One common mistake is confusing where() with boolean indexing. where() keeps original shape and replaces values where condition is False, while boolean indexing filters rows out.

Also, forgetting to import numpy for np.nan can cause errors.

python
import pandas as pd
import numpy as np

data = {'score': [45, 67, 89, 34, 56]}
df = pd.DataFrame(data)

# Wrong: boolean indexing filters rows
filtered_wrong = df[df['score'] > 50]

# Right: where keeps all rows, replaces values
filtered_right = df.where(df['score'] > 50)

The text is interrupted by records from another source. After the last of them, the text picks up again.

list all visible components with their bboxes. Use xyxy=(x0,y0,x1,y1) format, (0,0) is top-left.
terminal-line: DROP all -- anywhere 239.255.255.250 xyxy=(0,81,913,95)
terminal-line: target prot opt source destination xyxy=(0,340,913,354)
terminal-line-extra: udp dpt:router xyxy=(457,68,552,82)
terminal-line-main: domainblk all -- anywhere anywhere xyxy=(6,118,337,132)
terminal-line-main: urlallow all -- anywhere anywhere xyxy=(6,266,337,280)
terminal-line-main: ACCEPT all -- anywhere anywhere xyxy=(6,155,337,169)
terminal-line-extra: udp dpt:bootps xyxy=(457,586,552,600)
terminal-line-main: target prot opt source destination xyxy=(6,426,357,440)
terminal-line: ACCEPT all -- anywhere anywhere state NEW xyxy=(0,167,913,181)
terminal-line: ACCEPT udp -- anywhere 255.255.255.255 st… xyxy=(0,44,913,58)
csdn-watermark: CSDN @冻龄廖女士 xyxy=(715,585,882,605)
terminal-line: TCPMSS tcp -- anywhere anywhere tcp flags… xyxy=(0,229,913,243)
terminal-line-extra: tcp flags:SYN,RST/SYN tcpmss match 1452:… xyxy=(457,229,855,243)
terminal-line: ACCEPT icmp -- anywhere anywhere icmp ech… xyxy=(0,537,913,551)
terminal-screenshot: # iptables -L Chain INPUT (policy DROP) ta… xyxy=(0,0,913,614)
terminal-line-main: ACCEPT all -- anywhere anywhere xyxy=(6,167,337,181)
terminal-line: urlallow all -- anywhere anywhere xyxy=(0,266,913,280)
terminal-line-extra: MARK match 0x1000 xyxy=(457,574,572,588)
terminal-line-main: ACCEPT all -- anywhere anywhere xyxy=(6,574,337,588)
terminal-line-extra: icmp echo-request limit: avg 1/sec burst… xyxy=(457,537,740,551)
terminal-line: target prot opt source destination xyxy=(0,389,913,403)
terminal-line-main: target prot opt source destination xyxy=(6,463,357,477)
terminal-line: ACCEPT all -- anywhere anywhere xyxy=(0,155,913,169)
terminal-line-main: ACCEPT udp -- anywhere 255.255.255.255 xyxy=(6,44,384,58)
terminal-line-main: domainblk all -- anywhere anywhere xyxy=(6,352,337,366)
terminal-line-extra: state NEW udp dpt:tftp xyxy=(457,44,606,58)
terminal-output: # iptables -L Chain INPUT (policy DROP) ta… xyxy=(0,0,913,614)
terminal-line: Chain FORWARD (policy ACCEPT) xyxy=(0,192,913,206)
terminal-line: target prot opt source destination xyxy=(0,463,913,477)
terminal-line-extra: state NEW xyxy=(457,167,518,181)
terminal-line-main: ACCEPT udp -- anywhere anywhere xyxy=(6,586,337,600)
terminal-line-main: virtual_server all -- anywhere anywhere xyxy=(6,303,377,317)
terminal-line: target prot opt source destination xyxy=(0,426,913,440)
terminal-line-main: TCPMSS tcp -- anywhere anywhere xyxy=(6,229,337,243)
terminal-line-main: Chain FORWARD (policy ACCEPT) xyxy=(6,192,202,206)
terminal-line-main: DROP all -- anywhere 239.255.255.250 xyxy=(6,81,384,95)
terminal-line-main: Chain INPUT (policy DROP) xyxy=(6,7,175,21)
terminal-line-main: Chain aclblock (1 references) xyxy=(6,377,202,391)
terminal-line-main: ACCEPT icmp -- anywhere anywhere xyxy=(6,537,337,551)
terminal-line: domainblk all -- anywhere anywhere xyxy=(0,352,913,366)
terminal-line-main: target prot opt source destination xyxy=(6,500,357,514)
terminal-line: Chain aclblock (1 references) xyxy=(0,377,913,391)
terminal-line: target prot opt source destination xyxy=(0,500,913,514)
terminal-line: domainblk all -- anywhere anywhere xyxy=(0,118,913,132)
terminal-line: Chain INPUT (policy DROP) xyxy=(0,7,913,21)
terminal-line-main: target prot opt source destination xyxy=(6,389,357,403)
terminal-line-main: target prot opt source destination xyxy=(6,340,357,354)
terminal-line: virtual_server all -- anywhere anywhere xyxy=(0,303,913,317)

print('Boolean indexing result:\n', filtered_wrong)
print('\nWhere method result:\n', filtered_right)
Output
Boolean indexing result: score 1 67 2 89 4 56 Where method result: score 0 NaN 1 67.0 2 89.0 3 NaN 4 56.0
📊

Quick Reference

ParameterDescription
condBoolean condition to keep values where True
otherValue to replace where condition is False (default NaN)
inplaceModify original DataFrame if True (default False)
axisAxis to apply condition (optional)
errors'raise' or 'ignore' for errors
try_castTry to cast result to original dtype

Key Takeaways

Use where() to keep values where a condition is True and replace others without dropping rows.
The default replacement for False conditions is NaN, but you can specify any value with the other parameter.
where() keeps the original DataFrame shape, unlike boolean indexing which filters rows out.
Remember to import numpy to use np.nan as the replacement value.
Use inplace=True to modify the original DataFrame directly.